Created on 2024-01-22 with reprex v2.0.2

So the error you are getting isn't due to the lack of rownames, it appears to be due to something in the structure of the data (the fact that there are infinite or missing values in some of the intermediate steps). Can you run your code to get the error, then run `traceback()`, so we can see where exactly the error happened?

Thanks for responding.

Running fit1 <- mvgls(df6~1, data=data, tree2, model="BM", penalty="RidgeArch") and then traceback() gives:

12: stop("infinite or missing values in 'x'")
11: svd(B, nu = 0)
10: psmall.svd(m, tol)
9: fast.svd(m, tol)
8: pseudoinverse(mod_par\$X)
7: FUN(newX[, i], ...)
6: apply(brute_force, 1, .loocvPhylo, cvmethod = cvmethod, targM = target,
corrStr = corrModel, penalty = penalty, error = mserr, nobs = corrModel\$nobs)
5: which.min(apply(brute_force, 1, .loocvPhylo, cvmethod = cvmethod,
targM = target, corrStr = corrModel, penalty = penalty, error = mserr,
nobs = corrModel\$nobs))
4: `[.data.frame`(brute_force, which.min(apply(brute_force, 1, .loocvPhylo,
cvmethod = cvmethod, targM = target, corrStr = corrModel,
penalty = penalty, error = mserr, nobs = corrModel\$nobs)),
)
3: brute_force[which.min(apply(brute_force, 1, .loocvPhylo, cvmethod = cvmethod,
targM = target, corrStr = corrModel, penalty = penalty, error = mserr,
nobs = corrModel\$nobs)), ]
2: .startGuess(corrModel, cvmethod = method, mserr = mserr, target = target,
penalty = penalty, echo = echo, penalized)
1: mvgls(df6 ~ 1, data = data, tree2, model = "BM", penalty = "RidgeArch")

Sorry, I don't have the answer, I imagine there is something in the structure of the data that's a problem, but understanding what would take an understanding of the function that I don't have.

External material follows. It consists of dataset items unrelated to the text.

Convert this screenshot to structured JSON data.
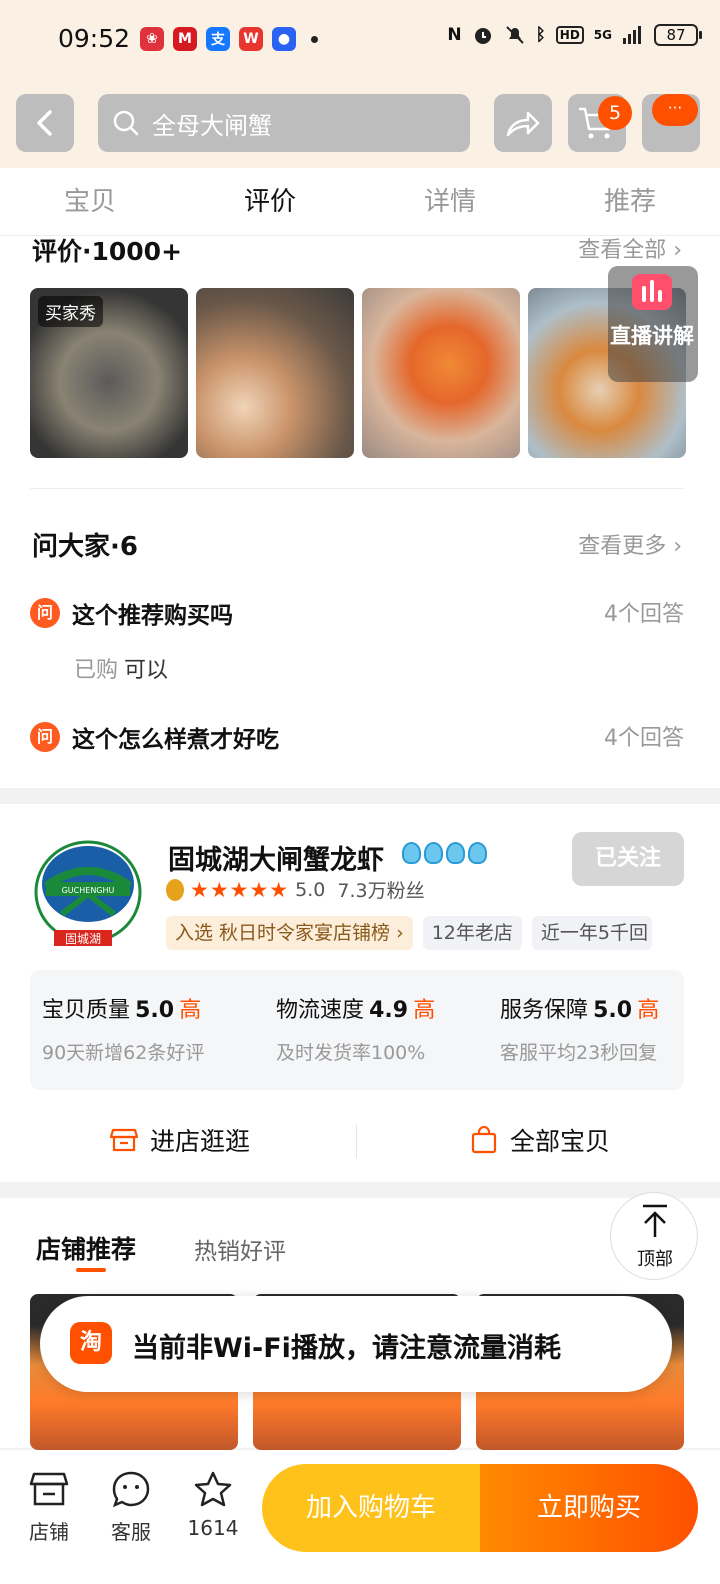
{
  "status_bar": {
    "time": "09:52",
    "battery": "87",
    "network": "5G",
    "app_icons": [
      {
        "name": "app-icon-red-flower",
        "color": "#e0323c",
        "glyph": "❀"
      },
      {
        "name": "app-icon-bank",
        "color": "#d51a21",
        "glyph": "M"
      },
      {
        "name": "app-icon-alipay",
        "color": "#1677ff",
        "glyph": "支"
      },
      {
        "name": "app-icon-wps",
        "color": "#e8352e",
        "glyph": "W"
      },
      {
        "name": "app-icon-blue-circle",
        "color": "#2a62f4",
        "glyph": "●"
      }
    ]
  },
  "header": {
    "search_placeholder": "全母大闸蟹",
    "cart_count": "5",
    "more_label": "···"
  },
  "tabs": [
    {
      "label": "宝贝",
      "active": false
    },
    {
      "label": "评价",
      "active": true
    },
    {
      "label": "详情",
      "active": false
    },
    {
      "label": "推荐",
      "active": false
    }
  ],
  "reviews": {
    "title": "评价·1000+",
    "view_all": "查看全部",
    "buyer_show_label": "买家秀",
    "live_label": "直播讲解"
  },
  "qa": {
    "title": "问大家·6",
    "view_more": "查看更多",
    "icon_label": "问",
    "questions": [
      {
        "question": "这个推荐购买吗",
        "answers": "4个回答",
        "answer_prefix": "已购",
        "answer": "可以"
      },
      {
        "question": "这个怎么样煮才好吃",
        "answers": "4个回答"
      }
    ]
  },
  "store": {
    "name": "固城湖大闸蟹龙虾",
    "follow_label": "已关注",
    "rating": "5.0",
    "followers": "7.3万粉丝",
    "tags": [
      "入选 秋日时令家宴店铺榜 ›",
      "12年老店",
      "近一年5千回"
    ],
    "scores": [
      {
        "label": "宝贝质量",
        "value": "5.0",
        "level": "高",
        "sub": "90天新增62条好评"
      },
      {
        "label": "物流速度",
        "value": "4.9",
        "level": "高",
        "sub": "及时发货率100%"
      },
      {
        "label": "服务保障",
        "value": "5.0",
        "level": "高",
        "sub": "客服平均23秒回复"
      }
    ],
    "enter_store": "进店逛逛",
    "all_items": "全部宝贝",
    "logo_text": "GUCHENGHU",
    "logo_cn": "固城湖"
  },
  "recommend": {
    "tab_active": "店铺推荐",
    "tab_other": "热销好评",
    "top_label": "顶部"
  },
  "toast": {
    "icon": "淘",
    "message": "当前非Wi-Fi播放，请注意流量消耗"
  },
  "bottom_bar": {
    "store_label": "店铺",
    "service_label": "客服",
    "favorites_count": "1614",
    "add_to_cart": "加入购物车",
    "buy_now": "立即购买"
  },
  "colors": {
    "accent": "#ff5000",
    "header_bg": "#faf1e4",
    "cart_button": "#ffc21a"
  }
}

You should first make sure you visualize your data with different approaches to see if you can find anything "weird" (a classic is constant rows or columns); you could try varying the penalty, target, and method arguments to see if it's better with a slightly different approach; you could try asking the authors directly.